Quel avenir pour la salle Apollinaire ?
En vente, l’ex-cinéma fait désormais l’objet d’un combat judiciaire entre son propriétaire, un avocat, et la Ville de ancien locataire des lieux. Maître Britsch-Siri lui réclame près de 200 000
Qu’elle semble loin l’époque où l’avenue Gambetta était noire d’une foule se pressant pour voir le dernier Fernandel au cinéma l’ABC. C’était la fin des années cinquante, un temps où quatre salles obscures se faisaient concurrence
(1) à La Seyne, dont l’une de 700 places était effectivement située à deux pas de la Bourse du travail. Aujourd’hui, de cette période bénie pour le septième art de ce côté-ci de la rade, ne reste guère que le triste « squelette » de la salle Apollinaire. Un équipement devenu municipal sur le tard, servant ensuite de théâtre, de salle de concerts ou de réunion, qui avait remplacé l’ABC en même temps que la télé s’était mise à trop concurrencer le ciné. Cette friche culturelle n’attire plus désormais que l’appétit réduit d’éventuels acheteurs.
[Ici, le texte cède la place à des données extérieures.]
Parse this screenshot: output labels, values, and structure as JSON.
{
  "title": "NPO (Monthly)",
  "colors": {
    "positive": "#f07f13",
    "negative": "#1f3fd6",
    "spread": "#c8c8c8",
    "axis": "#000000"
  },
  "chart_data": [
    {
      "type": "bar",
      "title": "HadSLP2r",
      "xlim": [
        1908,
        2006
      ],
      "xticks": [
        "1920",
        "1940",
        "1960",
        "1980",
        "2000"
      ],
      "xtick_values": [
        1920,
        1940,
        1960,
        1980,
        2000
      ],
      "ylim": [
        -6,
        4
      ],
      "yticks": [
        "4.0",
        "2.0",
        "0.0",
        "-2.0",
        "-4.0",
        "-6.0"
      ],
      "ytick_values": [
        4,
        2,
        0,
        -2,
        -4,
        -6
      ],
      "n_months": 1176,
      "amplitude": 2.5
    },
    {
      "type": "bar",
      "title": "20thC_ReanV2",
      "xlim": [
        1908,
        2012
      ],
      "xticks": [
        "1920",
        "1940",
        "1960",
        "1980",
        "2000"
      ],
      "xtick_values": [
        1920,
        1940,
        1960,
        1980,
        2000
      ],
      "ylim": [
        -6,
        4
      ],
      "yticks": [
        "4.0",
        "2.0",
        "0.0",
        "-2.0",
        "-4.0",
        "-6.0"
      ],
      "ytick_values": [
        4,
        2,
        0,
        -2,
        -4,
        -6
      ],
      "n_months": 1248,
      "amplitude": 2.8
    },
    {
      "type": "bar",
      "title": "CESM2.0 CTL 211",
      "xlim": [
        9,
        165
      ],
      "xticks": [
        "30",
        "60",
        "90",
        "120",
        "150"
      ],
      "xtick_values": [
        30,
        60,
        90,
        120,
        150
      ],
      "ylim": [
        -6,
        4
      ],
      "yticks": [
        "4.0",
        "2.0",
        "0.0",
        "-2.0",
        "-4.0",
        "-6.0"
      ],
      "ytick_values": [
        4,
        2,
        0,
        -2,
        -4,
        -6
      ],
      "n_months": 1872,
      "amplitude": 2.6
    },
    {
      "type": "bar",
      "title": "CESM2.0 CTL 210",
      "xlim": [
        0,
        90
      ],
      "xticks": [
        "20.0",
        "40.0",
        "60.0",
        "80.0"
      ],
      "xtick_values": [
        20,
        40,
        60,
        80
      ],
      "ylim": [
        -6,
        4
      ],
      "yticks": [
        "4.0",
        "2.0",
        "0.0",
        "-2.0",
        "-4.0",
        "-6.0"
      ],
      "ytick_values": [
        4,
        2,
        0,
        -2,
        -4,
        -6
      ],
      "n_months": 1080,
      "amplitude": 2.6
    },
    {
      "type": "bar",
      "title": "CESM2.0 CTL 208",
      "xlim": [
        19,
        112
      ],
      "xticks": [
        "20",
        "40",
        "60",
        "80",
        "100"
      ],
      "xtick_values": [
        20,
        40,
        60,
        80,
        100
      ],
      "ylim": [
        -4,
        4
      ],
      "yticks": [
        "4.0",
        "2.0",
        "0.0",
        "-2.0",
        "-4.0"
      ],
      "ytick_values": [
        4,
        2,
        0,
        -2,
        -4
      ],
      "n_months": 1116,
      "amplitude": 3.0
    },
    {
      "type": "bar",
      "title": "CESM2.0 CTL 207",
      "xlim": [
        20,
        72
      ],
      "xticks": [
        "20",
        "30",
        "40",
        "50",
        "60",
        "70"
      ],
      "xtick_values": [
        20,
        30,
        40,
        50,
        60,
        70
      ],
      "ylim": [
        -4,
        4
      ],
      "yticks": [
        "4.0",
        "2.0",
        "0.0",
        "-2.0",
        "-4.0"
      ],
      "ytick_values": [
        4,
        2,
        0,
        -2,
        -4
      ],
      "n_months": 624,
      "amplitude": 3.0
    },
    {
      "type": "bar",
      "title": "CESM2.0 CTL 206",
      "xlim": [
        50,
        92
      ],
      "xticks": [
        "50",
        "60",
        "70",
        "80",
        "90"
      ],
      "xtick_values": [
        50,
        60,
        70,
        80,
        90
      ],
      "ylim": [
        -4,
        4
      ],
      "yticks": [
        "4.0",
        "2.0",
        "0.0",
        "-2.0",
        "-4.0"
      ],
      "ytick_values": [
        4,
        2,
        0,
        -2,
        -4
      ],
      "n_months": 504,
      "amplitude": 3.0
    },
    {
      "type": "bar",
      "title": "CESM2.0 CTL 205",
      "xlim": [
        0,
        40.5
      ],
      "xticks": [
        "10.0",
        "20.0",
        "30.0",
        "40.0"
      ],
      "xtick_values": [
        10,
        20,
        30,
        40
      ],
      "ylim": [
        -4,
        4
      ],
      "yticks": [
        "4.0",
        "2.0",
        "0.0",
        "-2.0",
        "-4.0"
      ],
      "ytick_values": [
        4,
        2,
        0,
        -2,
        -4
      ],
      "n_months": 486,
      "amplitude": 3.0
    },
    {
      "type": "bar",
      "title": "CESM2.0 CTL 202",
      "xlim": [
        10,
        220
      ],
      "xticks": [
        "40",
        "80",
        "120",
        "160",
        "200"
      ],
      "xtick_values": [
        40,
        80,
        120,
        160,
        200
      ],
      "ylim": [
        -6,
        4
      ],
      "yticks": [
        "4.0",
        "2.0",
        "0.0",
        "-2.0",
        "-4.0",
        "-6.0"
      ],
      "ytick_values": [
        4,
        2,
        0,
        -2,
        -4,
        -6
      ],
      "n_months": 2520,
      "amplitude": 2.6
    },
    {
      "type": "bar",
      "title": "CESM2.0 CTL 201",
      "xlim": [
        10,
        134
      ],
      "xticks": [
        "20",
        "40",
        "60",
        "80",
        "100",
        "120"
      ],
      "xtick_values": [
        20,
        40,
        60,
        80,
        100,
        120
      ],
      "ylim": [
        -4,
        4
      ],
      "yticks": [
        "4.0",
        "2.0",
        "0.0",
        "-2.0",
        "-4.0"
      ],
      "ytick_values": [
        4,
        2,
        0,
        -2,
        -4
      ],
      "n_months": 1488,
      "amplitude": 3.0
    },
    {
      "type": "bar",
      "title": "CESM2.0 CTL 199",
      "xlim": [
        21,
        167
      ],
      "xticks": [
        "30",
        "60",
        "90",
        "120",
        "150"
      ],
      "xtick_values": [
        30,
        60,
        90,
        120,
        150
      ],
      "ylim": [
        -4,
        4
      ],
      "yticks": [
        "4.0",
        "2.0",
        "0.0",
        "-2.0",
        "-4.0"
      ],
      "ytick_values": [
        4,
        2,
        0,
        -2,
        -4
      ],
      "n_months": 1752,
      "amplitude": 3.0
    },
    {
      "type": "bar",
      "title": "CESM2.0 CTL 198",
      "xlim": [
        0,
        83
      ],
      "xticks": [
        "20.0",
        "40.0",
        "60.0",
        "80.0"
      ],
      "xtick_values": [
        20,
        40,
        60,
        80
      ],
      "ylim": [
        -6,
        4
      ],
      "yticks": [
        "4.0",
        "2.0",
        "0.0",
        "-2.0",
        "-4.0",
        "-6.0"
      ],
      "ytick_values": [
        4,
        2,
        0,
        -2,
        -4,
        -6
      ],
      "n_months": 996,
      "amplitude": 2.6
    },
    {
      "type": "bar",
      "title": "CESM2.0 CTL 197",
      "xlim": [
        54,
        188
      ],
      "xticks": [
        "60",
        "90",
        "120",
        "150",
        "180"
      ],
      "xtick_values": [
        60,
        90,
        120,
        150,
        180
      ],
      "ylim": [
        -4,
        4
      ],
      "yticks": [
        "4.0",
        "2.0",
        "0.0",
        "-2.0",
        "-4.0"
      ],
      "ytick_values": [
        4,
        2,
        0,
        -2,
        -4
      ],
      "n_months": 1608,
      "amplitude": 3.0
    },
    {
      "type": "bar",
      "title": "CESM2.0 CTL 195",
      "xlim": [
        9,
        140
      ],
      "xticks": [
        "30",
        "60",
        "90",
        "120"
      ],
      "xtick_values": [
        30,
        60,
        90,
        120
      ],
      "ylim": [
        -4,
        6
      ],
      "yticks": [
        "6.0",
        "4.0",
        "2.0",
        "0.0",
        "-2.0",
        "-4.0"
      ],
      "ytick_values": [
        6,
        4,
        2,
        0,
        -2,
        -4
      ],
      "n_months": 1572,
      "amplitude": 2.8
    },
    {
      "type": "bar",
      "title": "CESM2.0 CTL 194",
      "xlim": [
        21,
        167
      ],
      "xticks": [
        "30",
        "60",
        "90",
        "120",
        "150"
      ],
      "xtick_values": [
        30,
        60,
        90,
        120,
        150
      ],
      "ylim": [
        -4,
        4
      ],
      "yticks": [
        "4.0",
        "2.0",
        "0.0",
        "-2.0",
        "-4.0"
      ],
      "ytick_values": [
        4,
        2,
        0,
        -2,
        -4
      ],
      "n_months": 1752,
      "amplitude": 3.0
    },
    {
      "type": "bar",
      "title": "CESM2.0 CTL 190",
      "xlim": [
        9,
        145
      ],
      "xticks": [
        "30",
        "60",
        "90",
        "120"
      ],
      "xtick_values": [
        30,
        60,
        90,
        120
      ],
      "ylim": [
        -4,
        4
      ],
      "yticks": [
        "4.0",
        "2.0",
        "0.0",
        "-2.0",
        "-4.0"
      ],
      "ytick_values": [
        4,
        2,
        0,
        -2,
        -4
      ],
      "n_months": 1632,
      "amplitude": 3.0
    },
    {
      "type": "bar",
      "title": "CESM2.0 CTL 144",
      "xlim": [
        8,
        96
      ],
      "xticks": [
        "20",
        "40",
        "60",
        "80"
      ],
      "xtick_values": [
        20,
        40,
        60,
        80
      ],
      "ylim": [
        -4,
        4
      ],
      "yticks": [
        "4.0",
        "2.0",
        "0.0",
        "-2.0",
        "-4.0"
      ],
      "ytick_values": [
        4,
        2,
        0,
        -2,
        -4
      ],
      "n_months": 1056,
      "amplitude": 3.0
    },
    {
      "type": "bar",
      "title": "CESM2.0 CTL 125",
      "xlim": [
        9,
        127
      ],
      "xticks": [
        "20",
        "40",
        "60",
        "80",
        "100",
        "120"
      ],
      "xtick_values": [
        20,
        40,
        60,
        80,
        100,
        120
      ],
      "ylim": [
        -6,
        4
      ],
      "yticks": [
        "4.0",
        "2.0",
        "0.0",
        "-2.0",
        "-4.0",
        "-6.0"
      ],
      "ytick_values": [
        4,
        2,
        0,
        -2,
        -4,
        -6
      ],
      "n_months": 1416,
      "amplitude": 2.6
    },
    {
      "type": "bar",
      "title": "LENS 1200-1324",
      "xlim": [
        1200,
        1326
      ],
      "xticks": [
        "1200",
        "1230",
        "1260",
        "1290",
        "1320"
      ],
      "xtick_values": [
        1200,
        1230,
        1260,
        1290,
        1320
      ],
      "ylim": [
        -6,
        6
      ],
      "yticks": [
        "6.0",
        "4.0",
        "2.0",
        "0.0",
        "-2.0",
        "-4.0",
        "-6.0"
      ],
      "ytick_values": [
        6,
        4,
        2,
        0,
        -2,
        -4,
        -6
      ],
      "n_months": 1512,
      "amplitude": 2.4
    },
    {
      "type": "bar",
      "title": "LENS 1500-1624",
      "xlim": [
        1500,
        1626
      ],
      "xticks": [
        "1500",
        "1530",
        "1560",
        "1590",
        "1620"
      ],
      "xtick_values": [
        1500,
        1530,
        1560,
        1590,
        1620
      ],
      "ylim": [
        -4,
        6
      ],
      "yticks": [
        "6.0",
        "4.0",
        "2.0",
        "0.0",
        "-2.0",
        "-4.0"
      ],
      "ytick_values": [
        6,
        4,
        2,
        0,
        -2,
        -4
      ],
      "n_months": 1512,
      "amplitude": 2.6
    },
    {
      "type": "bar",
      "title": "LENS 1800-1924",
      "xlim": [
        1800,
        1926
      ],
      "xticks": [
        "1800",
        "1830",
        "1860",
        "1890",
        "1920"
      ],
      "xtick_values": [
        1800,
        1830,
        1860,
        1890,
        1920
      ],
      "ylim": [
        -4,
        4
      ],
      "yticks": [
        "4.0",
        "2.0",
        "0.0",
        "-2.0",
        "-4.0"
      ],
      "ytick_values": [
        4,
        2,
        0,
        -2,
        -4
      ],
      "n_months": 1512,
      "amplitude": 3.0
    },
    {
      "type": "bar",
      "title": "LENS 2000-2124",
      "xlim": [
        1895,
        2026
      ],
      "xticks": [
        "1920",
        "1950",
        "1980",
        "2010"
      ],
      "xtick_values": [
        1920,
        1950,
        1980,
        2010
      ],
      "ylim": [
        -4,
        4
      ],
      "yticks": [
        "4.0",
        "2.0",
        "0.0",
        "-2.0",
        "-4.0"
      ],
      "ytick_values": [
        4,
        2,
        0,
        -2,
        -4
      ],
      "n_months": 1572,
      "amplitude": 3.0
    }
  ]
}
« Les acheteurs ne se bousculent pas »
Car Maître Félix BritschSiri, propriétaire du bâtiment édifié en 1957 par ses parents, entend désormais se séparer des lieux. « La salle est en vente aux alentours de 350000 euros, nous confirme-t-il. J’ai eu plusieurs visites. Des distributeurs alimentaires, et même quelqu’un intéressé pour y refaire une salle de conférence et un ciné… » Mais ça ne se bousculerait pas non plus au portillon. La parcelle de 450 m2 présenterait notamment l’inconvénient d’une présence d’eau à 3 m sous le sol, ce qui compliquerait la construction d’un éventuel parking souterrain. D’après l’avocat toulonnais, le bien aurait un autre handicap. Un contentieux sur l’état général des lieux l’oppose en effet à la Ville, locataire pendant 38 ans avant de rendre les clés en 2015 à cause d’une brusque augmentation de loyer. Le tribunal de grande instance de Marseille a ainsi été saisi par Me Félix Britsch-Siri, qui réclame à la municipalité une somme pour le moins rondelette, comprise « entre 150 000 et 200 000 euros ». Et l’ancien bailleur d’expliquer : « Je ne demande pas à ce qu’on me reconstruise un cinéma. Mais quand la Ville est partie, j’ai découvert des trous partout, des peintures intérieures et extérieures à refaire, un éclairage hors service… J’ai alors diligenté une expertise officielle et engagé une procédure pour demander au tribunal de condamner la municipalité à réaliser des travaux de remise en état. Ça aiderait à sa mise en vente. Tout le monde serait gagnant si quelqu’un venait à nouveau investir l’endroit. » Du côté de la mairie, Claude Astore, l’élu en charge du dossier, nie en bloc ces accusations. Il explique avoir « arasé à la demande du propriétaire» (voir ci-dessous). Anecdote cocasse : lors d’un conseil municipal en 2014, alors que la Ville s’apprêtait à quitter la salle Apollinaire et que l’opposition s’inquiétait de la remise en état des lieux, l’adjoint au maire s’était montré formel : « Il n’y a absolument aucun risque de contentieux avec le propriétaire »… D’après l’avocat toulonnais, le jugement ne devrait pas intervenir avant fin 2018-début 2019. Mais pour le bâtiment dessiné par l’architecte Pierre Pascalet, un happy end reste encore à écrire.
1. Le Rex, quai Gabriel-Péri, l’Odéon, avenue Garibaldi, l’ABC donc et, l’été, le casino des Sablettes.